İçeriğe geçmek için "Enter"a basın

Nuray Mert: Ahlaksız teklif – RADIKAL

Türkiye üzerinde, ABD’nin Ortadoğu’da istediği
müdahalelerin koşulsuz destekçisi olması yönünde,
muazzam bir baskı var.

Bir gün hükümetin sallantıda olduğu söylentisi
çıkıyor, diğer gün
AB yolunun zora girdiğinden dem vuruluyor. Diğer taraftan,
Cumhurbaşkanı’nın
Suriye ziyareti engellenmeye çalışılıyor. Türkiye’de,
bölgesindeki işgal harekâtının taşeronluğuna karşı direnecek
politikalar üretilebilir mi? Bilemiyorum.

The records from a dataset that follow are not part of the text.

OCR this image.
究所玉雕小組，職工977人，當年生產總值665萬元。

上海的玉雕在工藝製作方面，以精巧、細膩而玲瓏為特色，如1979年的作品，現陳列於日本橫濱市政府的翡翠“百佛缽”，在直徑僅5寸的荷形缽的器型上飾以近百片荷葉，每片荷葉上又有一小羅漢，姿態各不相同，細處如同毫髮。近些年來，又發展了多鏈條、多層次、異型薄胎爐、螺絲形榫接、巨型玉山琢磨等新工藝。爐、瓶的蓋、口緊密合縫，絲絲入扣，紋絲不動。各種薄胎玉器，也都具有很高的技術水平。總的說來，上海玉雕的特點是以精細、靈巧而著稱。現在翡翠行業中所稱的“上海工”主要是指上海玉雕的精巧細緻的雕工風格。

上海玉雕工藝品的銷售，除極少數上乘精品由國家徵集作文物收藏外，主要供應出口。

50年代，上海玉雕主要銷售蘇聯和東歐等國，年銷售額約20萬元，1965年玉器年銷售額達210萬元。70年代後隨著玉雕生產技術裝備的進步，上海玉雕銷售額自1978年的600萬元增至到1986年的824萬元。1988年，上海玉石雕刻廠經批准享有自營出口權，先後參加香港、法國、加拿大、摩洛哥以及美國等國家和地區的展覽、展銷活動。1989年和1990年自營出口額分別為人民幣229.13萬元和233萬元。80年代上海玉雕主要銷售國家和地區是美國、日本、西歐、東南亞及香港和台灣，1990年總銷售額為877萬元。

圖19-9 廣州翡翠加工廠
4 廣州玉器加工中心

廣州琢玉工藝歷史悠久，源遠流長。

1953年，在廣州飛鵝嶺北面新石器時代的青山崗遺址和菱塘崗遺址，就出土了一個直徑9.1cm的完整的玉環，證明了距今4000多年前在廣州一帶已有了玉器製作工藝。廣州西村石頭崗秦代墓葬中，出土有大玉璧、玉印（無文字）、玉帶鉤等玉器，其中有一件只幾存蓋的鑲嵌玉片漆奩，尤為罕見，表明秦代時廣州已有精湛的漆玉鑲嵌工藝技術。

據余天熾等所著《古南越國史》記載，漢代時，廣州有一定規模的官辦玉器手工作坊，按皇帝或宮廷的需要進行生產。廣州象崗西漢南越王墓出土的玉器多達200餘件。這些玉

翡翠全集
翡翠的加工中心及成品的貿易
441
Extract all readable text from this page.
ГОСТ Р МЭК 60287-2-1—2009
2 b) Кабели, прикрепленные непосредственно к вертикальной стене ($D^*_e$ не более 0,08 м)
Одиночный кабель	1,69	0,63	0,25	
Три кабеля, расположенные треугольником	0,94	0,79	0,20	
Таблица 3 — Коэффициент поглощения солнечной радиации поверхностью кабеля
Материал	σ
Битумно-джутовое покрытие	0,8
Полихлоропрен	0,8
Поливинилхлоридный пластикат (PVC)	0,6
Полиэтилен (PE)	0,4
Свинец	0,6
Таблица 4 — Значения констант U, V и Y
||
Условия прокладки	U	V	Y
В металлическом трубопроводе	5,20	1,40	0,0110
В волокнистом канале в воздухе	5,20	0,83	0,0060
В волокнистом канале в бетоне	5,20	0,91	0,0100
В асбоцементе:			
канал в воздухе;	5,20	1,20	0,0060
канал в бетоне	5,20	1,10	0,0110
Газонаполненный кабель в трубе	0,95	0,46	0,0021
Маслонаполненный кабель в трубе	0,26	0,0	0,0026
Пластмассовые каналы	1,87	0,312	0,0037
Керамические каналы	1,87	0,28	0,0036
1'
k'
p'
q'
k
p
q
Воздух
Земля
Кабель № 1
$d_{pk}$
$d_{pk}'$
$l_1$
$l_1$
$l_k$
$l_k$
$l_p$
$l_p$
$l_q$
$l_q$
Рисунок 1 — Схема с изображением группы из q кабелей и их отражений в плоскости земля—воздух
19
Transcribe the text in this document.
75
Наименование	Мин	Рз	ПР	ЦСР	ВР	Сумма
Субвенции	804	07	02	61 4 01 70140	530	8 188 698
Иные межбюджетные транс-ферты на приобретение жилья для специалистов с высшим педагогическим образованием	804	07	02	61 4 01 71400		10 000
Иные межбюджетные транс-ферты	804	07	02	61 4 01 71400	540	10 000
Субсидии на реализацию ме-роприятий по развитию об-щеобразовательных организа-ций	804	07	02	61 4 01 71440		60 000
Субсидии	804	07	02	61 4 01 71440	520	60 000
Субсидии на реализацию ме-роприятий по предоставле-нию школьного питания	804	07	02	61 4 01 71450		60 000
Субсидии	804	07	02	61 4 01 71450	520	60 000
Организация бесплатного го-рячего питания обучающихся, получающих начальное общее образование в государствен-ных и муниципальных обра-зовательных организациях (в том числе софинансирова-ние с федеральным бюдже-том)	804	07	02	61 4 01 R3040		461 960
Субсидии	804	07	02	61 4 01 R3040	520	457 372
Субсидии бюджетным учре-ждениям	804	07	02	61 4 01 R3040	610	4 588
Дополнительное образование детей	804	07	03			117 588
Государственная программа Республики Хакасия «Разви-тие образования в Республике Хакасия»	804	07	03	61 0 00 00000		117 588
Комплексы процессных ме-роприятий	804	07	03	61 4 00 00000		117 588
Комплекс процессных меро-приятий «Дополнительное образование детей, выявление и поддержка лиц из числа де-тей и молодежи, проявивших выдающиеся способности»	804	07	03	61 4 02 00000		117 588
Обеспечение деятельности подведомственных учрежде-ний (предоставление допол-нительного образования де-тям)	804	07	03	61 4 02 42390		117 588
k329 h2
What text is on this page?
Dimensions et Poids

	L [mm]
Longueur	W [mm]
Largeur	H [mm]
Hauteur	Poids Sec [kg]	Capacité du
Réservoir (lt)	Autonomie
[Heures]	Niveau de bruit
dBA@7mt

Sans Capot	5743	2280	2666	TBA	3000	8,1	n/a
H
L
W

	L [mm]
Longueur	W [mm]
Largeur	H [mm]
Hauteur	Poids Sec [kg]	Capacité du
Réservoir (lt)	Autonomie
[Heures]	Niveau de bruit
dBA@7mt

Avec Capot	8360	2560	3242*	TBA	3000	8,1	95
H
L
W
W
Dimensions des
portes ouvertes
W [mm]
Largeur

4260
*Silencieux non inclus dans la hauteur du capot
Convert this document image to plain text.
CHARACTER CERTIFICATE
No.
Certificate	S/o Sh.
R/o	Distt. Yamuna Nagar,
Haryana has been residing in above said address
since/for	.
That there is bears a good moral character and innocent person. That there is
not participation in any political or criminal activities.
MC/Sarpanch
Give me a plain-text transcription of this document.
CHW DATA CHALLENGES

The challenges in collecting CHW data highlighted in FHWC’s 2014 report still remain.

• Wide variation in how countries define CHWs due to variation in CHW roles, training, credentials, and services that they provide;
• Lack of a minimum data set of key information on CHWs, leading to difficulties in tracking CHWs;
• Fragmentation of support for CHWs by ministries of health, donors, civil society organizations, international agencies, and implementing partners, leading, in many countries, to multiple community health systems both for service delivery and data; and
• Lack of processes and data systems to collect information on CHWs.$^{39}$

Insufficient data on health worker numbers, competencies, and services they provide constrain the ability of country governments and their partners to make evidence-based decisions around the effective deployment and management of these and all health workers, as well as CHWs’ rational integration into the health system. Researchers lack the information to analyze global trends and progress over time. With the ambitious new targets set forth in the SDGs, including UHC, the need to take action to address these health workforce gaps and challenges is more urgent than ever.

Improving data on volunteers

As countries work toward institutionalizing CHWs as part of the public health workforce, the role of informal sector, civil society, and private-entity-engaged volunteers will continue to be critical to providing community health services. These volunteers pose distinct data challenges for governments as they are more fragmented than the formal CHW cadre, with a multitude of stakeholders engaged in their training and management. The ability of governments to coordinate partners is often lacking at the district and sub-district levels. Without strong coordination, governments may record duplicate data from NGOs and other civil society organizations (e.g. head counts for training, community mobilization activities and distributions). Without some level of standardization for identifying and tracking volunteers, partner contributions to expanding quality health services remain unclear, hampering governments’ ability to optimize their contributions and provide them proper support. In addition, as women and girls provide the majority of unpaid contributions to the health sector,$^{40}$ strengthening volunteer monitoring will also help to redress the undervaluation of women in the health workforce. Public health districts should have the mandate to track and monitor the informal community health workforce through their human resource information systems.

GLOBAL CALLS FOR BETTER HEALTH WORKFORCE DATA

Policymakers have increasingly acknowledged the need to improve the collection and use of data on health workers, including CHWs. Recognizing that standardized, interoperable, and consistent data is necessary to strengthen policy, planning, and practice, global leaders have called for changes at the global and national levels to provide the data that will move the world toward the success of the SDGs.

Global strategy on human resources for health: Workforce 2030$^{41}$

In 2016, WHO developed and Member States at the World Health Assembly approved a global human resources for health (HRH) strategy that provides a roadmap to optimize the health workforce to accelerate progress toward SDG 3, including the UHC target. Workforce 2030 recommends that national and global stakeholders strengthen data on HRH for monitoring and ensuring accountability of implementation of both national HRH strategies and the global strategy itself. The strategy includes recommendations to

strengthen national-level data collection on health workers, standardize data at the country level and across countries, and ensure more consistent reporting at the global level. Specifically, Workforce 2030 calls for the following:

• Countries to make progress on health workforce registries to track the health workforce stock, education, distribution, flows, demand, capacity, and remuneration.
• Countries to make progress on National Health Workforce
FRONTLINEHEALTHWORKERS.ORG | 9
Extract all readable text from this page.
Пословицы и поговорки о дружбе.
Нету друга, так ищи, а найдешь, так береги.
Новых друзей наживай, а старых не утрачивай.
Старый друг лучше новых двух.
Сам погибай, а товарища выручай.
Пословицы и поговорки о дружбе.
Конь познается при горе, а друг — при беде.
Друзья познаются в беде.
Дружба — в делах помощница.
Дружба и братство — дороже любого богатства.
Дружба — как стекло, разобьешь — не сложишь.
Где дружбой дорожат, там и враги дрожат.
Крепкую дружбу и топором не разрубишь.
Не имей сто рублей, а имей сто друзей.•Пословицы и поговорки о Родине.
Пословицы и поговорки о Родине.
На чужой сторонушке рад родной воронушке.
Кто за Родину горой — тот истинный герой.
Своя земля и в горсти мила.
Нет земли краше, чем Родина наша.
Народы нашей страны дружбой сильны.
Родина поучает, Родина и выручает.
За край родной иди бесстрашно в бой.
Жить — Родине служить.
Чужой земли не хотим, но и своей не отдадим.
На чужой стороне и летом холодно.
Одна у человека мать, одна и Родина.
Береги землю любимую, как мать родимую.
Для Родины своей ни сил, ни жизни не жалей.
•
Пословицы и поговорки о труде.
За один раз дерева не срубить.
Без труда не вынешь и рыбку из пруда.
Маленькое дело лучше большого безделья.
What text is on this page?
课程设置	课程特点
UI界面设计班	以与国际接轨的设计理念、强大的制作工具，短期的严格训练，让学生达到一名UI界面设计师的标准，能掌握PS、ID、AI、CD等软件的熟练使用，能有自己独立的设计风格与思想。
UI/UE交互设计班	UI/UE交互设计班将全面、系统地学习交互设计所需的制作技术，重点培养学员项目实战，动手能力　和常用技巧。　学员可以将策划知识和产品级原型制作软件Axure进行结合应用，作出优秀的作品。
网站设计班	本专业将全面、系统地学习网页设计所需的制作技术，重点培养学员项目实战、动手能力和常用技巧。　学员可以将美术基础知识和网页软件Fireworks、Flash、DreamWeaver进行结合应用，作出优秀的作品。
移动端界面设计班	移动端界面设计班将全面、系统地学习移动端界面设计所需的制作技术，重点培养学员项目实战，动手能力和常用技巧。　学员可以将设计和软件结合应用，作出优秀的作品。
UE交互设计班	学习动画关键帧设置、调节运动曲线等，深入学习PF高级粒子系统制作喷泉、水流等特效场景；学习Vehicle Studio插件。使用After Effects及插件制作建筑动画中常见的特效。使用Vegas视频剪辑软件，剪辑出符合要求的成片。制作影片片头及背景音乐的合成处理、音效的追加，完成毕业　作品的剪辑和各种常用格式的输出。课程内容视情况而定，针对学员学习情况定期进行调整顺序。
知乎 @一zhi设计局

‘Soğuk Savaş döneminin batmayan uçak gemisi’ diye
nitelendirilen
bir ülke, kendini ne kadar toparlayabilecek göreceğiz. Soğuk
Savaş
döneminin bitiminden bu yana geçen zamanı sağ ve sol
cenahlarda
safsatalarla geçirdik, artık safsata denizi bitti.
Bakın son baskı konusu ‘Ermeni soykırımı’ meselesi. Wolfowitz,
son olarak ABD adına, ‘Ermeni tezlerine karşı Türkiye yeni
açılımlarda
bulunmalı’ mesajını geçti. Bu, eski ve maalesef şimdiye kadar
işleyen
bir taktik. Türkiye, bugüne kadar, Ermeni meselesi
gündeme gelmesin
diye, elinden geleni yaptı. Şimdi yine aynı teklifle karşı karşıya,
kısaca söylenen şu: ‘Gel bizim suçumuza ortak ol, seninkini
gizlemene
yardım edelim’.
Tarihin bir dönemecinde olanlardan dolayı bir toplum
‘suçlu’ ilan
edilebilir mi, olanlara ‘soykırım’ denilebilir mi? Öyle veya
böyle, bu
neden Amerikan Kongresi’nin, Fransız parlamentosunun meselesidir?
Bunlar ayrı mesele. Dönem dönem, gündeme gelmesinin
temel nedeni, bir
büyük trajedinin üzerinden politik pazarlık, hatta
siyasi şantaj yapma
gayreti, bunu görmemek için kör, anlamamak için
aptal olmak lazım.
Peki,
hal böyle diye, bir toplum sonuna kadar yalanla yaşayabilir mi?
Bırakın vicdani hesaplaşmayı, bu mesele bir kere şantaj konusu olduktan
sonra, bu şantajı susturmak için nelerden vazgeçmek,
kimlere, ne kadar
suç ortağı olmak gerekir, hiç düşünülmez
mi? Düşünülmezse, iş gelir
buraya dayanır;
‘Suç ortağı olun, günahınızı gizleyelim’ denilir.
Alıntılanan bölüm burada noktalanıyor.